Logement

14 mai 2020

Vendre ou acheter un bien pendant la crise : mode d’emploi

Le prix des maisons et des appartements va-t-il baisser ? Est-il préférable d’attendre pour vendre ou acheter ? Qu’advient-il de mon emprunt hypothécaire ? Réponse aux questions les plus fréquemment posées en matière d’immobilier.

1. Vers une baisse des prix de l’immobilier en Belgique ?

Il existe un lien direct entre croissance des revenus, laquelle dépend principalement de la croissance économique, et évolution des prix de l’immobilier. Même en tenant compte des mesures gouvernementales destinées à atténuer l’impact de la crise du coronavirus sur l’économie, ING table, pour l’année 2020, sur une contraction de l’économie d’au moins 6,8 % (situation arrêtée au 11 mai). Cela ne signifie pas forcément que le recul de l’immobilier en Belgique sera aussi élevé. Nos experts s’attendent à ce que la baisse des prix nominaux de l’immobilier n’excède pas 2 %, et ce pour plusieurs raisons :

  • Compte tenu du niveau extrêmement bas des taux hypothécaires, l’immobilier demeure un investissement attractif, surtout au regard de la faiblesse des rendements obligataires.
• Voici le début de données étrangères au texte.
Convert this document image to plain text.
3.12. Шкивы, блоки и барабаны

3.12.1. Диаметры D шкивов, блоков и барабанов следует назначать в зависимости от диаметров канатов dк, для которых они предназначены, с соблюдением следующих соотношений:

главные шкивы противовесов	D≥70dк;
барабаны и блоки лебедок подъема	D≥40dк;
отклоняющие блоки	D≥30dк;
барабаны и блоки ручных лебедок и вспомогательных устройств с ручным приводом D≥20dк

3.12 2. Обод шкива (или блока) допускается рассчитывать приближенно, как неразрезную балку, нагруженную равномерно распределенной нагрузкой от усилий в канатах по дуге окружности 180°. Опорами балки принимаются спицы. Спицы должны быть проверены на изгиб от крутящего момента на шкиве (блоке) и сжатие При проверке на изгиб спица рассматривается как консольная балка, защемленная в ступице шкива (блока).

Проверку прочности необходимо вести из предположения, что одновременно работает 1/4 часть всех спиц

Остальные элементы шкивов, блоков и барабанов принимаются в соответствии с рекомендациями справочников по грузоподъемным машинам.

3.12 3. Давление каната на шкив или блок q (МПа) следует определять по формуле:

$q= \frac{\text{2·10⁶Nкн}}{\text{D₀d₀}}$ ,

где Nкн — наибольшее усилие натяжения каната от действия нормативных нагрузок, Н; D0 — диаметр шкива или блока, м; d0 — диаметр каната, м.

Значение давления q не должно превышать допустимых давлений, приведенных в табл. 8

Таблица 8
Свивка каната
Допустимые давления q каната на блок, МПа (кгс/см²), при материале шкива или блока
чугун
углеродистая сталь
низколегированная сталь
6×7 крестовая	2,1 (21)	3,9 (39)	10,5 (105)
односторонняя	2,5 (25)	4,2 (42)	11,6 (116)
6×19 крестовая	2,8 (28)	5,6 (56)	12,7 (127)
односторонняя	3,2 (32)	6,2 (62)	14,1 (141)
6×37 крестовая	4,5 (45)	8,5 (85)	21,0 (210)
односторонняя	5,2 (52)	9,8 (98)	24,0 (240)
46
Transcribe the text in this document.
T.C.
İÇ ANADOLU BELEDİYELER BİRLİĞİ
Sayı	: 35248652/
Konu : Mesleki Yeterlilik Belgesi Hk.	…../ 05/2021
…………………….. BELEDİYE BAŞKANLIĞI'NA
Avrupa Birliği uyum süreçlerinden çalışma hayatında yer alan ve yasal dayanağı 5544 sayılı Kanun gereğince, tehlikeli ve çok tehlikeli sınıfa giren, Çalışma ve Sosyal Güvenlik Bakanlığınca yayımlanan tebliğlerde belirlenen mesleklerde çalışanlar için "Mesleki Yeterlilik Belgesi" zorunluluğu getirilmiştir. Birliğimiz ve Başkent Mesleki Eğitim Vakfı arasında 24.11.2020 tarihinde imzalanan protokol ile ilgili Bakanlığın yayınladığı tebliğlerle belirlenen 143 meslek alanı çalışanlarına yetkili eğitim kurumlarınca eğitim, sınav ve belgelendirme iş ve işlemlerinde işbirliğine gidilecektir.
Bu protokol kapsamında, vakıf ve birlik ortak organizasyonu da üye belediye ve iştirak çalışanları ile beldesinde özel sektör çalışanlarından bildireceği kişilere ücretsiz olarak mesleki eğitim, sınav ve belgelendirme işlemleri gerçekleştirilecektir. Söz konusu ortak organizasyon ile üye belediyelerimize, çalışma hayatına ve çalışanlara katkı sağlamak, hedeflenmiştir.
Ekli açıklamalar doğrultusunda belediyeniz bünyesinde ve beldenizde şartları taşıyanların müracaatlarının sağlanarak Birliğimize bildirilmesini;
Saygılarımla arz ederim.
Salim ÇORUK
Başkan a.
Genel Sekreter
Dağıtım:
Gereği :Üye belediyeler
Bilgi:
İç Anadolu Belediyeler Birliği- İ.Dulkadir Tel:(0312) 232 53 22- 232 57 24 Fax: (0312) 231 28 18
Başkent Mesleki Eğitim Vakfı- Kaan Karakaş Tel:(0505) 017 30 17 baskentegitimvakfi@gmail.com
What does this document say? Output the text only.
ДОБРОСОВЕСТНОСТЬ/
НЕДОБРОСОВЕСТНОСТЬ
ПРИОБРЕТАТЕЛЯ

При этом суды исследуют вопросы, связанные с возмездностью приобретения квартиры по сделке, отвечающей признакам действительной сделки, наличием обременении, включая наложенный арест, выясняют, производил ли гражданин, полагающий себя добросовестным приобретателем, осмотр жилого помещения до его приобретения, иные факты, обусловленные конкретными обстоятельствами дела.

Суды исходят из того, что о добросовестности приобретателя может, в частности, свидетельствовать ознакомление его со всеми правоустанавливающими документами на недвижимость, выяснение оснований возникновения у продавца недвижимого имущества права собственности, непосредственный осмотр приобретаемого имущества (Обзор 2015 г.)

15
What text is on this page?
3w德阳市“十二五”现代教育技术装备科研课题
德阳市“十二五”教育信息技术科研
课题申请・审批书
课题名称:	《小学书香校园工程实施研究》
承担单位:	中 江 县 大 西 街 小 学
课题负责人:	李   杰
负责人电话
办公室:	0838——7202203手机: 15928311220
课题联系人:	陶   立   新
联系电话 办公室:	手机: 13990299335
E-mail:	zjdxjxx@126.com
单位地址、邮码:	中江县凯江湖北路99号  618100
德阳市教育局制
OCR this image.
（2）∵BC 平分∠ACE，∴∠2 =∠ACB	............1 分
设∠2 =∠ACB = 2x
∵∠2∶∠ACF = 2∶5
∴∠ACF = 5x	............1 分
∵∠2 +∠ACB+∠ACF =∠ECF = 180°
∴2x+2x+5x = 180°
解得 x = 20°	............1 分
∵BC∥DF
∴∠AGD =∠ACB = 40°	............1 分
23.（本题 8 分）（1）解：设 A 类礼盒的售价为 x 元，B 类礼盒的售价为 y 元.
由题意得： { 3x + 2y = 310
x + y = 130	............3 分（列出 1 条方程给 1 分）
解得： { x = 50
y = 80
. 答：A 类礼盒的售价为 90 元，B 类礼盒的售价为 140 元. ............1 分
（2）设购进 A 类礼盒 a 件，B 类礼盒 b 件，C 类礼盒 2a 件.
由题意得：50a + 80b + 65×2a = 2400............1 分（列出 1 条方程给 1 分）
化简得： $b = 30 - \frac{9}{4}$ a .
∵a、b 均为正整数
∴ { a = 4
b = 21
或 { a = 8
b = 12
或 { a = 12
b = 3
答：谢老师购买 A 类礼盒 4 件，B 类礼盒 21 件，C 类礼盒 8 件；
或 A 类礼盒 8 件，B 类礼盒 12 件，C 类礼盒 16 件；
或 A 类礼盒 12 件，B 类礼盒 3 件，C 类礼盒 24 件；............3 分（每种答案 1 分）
Le sentiment d’insécurité généré par la crise sanitaire et la volatilité affichée par le marché des actions ont renforcé la confiance des investisseurs belges dans la stabilité du marché immobilier.
  • En Belgique, la réserve d’épargne globale des ménages atteint un niveau sans précédent. Il est donc permis d’imaginer que cette épargne soit destinée à être investie dans de l’immobilier.
  • Dans leur majorité, nos compatriotes se montrent extrêmement optimistes quant à l’évolution des prix de l’immobilier. Selon notre enquête internationale annuelle, 57 % des Belges pensaient, en 2019, que les prix de l’immobilier ne baisseraient jamais, alors que 30 % des Allemands seulement partageaient cette conviction. La confiance bien ancrée des Belges dans la stabilité du marché immobilier et leur attachement viscéral à la brique n’accréditent pas la thèse d’une forte correction à la baisse. 

ING s’attend à ce que la croissance des revenus soit fortement négative au premier semestre 2020, mais pense que l'économie pourrait se redresser par la suite. Vu que la récession sera de courte durée, la confiance des Belges dans l’immobilier ne devrait en principe pas être ébranlée. Si, malheureusement, la contraction de l’économie est supérieure aux prévisions (- 6,8 %), la baisse des prix immobiliers sera plus conséquente.  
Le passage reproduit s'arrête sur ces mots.